Yeni bir bilimsel çalışma, geleceğin temiz enerji kaynağı olarak görülen hidrojenin, sıra dağların altında doğal olarak bol miktarda bulunabileceğini ortaya koydu.
GFZ Helmholtz Jeoloji Bilimleri Merkezi’ndeki uzmanlar tarafından yapılan araştırmaya göre, dağ oluşumları süresince meydana gelen jeolojik süreçler, çok miktarda doğal hidrojen üretilmesine yol açabilir. Yapılan levha tektoniği modellemeleri, Pireneler, Alpler ve Himalayalar gibi dağ sıralarının hidrojen yatakları barındırabileceğini gösteriyor.
Hidrojenin Kaynağı: Serpantinleşme
Araştırmaya göre, hidrojenin büyük miktarlarda üretilmesini sağlayan en kritik mekanizmalardan biri serpantinleşme olarak adlandırılan doğal bir kimyasal süreç. Bu süreçte, manto kayaları suyla etkileşime girerek yeni mineraller ve hidrojen gazı oluşturuyor. Normalde yeryüzünün derinliklerinde bulunan bu kayalar, milyonlarca yıl boyunca süren tektonik hareketler nedeniyle yüzeye yakın hale gelebiliyor ve hidrojen üretimi için elverişli alanlar oluşturuyor.
Dağlar Rift Bölgelerinden 20 Kat Daha Fazla Hidrojen Üretebilir!
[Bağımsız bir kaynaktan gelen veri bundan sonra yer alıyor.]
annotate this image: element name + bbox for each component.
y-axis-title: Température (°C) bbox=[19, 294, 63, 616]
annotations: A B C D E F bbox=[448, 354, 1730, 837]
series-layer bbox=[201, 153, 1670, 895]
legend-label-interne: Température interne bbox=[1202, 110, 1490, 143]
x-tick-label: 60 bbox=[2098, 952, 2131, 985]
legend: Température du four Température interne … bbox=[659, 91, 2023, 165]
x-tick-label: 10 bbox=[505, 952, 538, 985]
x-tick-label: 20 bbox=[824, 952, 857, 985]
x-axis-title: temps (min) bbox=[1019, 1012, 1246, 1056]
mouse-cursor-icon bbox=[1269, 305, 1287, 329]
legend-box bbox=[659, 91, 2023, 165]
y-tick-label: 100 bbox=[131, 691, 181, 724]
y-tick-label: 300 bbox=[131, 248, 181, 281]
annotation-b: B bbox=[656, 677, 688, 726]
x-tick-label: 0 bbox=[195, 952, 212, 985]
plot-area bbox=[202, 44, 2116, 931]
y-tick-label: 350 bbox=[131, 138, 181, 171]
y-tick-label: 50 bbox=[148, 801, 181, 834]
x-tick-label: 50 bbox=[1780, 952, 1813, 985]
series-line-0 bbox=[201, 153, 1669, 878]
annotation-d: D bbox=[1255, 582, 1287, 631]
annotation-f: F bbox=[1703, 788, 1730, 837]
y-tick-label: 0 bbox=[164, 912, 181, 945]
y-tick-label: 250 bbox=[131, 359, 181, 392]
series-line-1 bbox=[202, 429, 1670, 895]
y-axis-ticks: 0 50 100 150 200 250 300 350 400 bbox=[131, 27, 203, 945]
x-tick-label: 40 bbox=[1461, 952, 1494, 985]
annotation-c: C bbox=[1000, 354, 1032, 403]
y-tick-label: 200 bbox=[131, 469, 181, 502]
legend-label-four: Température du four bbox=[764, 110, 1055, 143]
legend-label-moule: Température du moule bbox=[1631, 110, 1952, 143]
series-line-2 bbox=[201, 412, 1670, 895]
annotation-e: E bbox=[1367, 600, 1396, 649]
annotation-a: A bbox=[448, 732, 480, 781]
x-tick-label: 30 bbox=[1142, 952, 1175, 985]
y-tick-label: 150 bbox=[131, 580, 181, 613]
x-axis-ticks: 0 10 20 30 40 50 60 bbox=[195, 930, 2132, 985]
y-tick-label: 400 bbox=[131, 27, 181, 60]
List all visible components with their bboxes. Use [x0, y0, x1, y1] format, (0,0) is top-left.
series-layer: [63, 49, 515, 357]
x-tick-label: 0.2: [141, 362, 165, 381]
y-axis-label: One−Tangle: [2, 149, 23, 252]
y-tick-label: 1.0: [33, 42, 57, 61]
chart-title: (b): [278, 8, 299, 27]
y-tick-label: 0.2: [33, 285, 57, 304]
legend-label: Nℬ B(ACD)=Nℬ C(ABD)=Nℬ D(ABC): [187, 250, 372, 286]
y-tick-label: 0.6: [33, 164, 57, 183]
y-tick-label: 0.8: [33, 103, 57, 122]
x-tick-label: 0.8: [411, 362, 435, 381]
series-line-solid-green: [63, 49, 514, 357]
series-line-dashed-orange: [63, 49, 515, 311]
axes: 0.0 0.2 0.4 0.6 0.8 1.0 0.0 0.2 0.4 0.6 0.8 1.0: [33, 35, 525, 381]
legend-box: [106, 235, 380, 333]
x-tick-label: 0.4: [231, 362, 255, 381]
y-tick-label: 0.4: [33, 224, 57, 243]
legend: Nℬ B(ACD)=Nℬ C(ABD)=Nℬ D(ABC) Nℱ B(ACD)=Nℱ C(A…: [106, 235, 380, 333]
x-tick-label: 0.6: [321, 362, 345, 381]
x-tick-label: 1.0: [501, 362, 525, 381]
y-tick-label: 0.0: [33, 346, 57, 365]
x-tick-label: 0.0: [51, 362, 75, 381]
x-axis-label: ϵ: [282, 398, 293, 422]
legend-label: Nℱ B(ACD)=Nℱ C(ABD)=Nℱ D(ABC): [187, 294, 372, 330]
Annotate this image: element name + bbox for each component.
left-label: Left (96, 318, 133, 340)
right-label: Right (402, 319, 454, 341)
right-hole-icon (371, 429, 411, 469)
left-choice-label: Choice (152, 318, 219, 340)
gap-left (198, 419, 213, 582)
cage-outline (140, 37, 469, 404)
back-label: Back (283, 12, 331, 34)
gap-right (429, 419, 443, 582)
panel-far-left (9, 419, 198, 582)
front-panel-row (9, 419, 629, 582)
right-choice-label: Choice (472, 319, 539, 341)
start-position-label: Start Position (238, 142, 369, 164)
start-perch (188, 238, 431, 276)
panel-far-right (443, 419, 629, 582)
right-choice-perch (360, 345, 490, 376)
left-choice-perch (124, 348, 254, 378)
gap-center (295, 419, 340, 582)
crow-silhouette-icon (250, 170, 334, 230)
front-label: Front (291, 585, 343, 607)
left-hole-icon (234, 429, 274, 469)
Yapılan analizler, serpantinleşme sürecinin rift bölgelerine kıyasla dağ sıralarında çok daha verimli olduğunu ortaya koydu. Rift bölgelerinin aksine, dağlar optimum sıcaklık, yeterli su kaynağı ve uygun rezervuar kayaları ile hidrojen üretimi için ideal koşulları sağlıyor. Araştırmacılar, dağların rift bölgelerine göre yılda 20 kat daha fazla hidrojen üretebileceğini belirtiyor.
Keşfetme Çalışmaları Sürüyor
Pireneler, Alpler ve Balkanlar gibi bölgelerde hidrojen rezervleriyle ilgili erken belirtiler tespit edilmiş durumda. Bilim insanları, bu potansiyel kaynakların daha detaylı incelenmesi ve sondajlarla doğrulanması için çalışmaların devam ettiğini belirtiyor.
Hidrojenin Gelecekteki Rolü
Hidrojenin yanma sonucu yalnızca su buharı oluşturması, onu çevre dostu ve sıfır emisyonlu bir yakıt haline getiriyor. Ulaşım, sanayi ve enerji depolama gibi alanlarda kullanılması beklenen hidrojenin, özellikle havacılık, deniz taşımacılığı ve çelik üretimi gibi yüksek enerji ihtiyacı duyan endüstrilerde devrim yaratabileceği belirtiliyor.
Bu yeni bulgular, dünyanın sürdürülebilir enerji kaynaklarına geçişinde kritik bir rol oynayabilir. Bilim insanları, doğal hidrojen kaynaklarının etkin şekilde kullanılmasının, temiz enerji geleceğine büyük katkı sağlayabileceğini vurguluyor.